Our research focuses on three principles.

1. Independence by Design

Oversight must be structurally independent from agent builders. Validation logic, escalation thresholds, and risk interpretation cannot be owned by the same incentives driving delivery velocity. Primebase treats evaluation outputs as inputs, not decisions.

2. Reliability Over Capability

Capability metrics show what an agent can do. Governance requires understanding how it fails.

Primebase research emphasises:

Severity‑weighted failure classification
Detectability and recoverability of errors
Bounded retries and irreversible action tracking

This reframes assurance from success rates to downside containment.

3. Oversight as a State, Not a Gate

For agentic systems, assurance decays over time.

Primebase defines oversight as a continuously maintained state, supported by:

Runtime observation of agent behaviour
Trigger‑based escalation when risk boundaries are approached
Periodic re‑validation driven by model changes, behavioural drift, and incident signals

From Evaluation to Decision

A core contribution of Primebase research is the distinction between measurement and judgement.

Engineering frameworks measure performance.

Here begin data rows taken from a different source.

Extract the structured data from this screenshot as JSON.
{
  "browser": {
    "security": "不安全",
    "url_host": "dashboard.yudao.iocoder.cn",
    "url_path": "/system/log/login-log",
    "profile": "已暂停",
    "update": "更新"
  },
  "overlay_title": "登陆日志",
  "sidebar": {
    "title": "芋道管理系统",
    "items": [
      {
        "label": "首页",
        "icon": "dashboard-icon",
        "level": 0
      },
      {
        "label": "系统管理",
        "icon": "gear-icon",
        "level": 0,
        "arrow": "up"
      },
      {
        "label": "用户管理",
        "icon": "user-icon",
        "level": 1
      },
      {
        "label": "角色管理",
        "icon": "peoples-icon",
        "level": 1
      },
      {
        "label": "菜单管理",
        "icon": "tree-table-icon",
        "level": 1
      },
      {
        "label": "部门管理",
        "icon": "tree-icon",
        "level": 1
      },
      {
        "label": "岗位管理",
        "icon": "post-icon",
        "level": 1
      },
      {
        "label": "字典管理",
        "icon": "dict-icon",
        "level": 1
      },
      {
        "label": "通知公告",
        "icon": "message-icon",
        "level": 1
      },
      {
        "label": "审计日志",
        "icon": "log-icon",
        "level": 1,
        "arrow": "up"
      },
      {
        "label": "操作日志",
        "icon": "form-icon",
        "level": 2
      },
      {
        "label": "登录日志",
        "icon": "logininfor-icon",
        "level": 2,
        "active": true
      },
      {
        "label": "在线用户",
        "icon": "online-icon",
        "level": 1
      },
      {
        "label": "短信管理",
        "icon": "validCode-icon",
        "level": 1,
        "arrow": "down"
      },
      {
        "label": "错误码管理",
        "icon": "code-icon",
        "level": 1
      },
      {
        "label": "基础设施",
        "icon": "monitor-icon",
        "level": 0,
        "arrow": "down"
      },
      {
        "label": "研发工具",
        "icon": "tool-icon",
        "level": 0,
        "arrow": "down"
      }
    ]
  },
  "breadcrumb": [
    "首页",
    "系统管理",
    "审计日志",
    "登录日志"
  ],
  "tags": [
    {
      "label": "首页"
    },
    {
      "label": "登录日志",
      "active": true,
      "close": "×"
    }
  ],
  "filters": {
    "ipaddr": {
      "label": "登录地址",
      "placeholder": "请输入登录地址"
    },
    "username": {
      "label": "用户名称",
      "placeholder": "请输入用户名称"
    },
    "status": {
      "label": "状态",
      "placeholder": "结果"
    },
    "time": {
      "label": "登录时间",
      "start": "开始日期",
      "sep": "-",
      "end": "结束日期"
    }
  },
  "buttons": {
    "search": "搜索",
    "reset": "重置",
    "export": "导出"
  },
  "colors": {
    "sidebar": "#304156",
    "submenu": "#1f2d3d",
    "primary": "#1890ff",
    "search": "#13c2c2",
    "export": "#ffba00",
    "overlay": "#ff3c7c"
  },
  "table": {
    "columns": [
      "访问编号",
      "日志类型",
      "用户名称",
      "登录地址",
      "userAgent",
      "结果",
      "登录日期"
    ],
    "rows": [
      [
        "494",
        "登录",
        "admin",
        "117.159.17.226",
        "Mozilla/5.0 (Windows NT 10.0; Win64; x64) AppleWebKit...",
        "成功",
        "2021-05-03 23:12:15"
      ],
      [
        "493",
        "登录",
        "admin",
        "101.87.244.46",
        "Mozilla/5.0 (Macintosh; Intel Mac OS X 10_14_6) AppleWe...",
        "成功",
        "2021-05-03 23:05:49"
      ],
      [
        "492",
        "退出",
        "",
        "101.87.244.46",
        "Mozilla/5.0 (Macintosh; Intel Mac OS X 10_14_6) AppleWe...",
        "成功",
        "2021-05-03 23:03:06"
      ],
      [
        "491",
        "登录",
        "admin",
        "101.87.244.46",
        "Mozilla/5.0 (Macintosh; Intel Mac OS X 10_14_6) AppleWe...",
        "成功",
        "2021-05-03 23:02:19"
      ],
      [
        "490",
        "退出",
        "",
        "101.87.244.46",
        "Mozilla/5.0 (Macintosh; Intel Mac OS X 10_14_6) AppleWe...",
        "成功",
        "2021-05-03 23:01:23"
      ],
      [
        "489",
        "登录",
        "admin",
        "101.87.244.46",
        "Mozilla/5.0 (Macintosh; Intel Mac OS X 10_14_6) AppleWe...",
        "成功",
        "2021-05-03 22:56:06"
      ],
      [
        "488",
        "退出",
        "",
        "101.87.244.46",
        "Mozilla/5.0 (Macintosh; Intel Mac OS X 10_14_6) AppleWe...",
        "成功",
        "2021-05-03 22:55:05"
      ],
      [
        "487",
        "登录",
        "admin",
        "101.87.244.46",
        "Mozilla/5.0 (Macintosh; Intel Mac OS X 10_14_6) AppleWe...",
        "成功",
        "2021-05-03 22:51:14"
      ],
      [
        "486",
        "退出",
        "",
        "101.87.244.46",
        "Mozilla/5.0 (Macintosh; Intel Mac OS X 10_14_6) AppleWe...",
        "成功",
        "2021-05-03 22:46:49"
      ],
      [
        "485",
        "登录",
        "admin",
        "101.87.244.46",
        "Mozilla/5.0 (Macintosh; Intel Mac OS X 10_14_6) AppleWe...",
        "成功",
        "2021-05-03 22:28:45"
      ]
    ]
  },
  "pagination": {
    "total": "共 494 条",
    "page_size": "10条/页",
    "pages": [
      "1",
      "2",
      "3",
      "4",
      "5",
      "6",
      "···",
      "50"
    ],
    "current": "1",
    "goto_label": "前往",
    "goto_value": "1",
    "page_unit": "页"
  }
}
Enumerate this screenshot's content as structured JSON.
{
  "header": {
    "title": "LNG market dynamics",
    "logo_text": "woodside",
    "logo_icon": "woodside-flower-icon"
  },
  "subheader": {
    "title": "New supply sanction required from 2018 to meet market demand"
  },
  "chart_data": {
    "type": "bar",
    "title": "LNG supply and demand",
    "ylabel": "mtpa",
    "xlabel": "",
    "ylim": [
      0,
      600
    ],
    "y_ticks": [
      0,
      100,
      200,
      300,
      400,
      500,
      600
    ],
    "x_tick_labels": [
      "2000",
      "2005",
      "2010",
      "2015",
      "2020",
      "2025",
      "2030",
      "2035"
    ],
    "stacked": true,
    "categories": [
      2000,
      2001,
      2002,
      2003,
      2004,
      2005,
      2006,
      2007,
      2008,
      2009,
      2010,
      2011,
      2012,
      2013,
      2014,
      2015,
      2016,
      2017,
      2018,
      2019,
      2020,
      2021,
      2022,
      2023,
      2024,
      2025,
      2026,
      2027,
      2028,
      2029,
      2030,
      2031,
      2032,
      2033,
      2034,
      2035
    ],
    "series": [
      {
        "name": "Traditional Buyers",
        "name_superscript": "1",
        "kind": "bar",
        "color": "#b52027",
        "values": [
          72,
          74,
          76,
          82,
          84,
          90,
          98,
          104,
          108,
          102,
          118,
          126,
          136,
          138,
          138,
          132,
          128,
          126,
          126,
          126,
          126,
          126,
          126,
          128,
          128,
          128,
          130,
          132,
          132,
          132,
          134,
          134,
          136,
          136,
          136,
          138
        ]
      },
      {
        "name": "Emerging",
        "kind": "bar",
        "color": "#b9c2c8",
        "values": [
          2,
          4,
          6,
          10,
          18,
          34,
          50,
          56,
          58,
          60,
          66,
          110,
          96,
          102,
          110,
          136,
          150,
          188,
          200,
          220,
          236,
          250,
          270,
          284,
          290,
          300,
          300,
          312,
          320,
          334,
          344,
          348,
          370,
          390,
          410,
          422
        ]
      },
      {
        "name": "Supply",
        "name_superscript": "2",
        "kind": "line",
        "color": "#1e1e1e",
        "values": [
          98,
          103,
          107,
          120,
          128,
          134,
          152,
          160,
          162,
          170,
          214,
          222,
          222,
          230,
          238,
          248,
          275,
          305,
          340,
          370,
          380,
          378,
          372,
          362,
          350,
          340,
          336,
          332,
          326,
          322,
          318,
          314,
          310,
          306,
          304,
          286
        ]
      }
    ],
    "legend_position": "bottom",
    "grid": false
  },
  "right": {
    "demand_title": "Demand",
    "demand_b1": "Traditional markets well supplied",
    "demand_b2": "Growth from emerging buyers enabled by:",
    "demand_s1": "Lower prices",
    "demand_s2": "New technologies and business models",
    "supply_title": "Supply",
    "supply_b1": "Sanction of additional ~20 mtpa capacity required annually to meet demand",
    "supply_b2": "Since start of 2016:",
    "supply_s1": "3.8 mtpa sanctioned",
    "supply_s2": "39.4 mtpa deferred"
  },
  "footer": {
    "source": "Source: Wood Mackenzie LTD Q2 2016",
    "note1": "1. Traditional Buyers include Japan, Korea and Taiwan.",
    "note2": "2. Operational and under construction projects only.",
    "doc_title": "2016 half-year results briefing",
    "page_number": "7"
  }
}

Governance frameworks decide:

Whether autonomy remains appropriate
Whether constraints must tighten or relax
When human intervention is required
What evidence demonstrates effective challenge

Primebase converts raw eval and runtime signals into defensible oversight decisions aligned with regulatory expectations such as effective challenge, proportionality and ongoing assurance.

Why This Matters Now

As agents gain broader action spaces and operate across customer journeys, risk is no longer concentrated in single model outputs. It emerges from interaction, retries, tool use, and coordination across systems.

Without independent, continuous oversight, strong benchmarks can coexist with fragile real‑world behaviour. Primebase exists to close that gap.

Ongoing Work

Our current research explores:

Governance patterns for multi‑agent systems
Runtime detection of autonomy drift
Mapping agent risk controls to supervisory framework
Evidence generation for second‑line and board assurance

We publish selectively and collaborate with practitioners who believe governance must evolve as fast as the systems it oversees.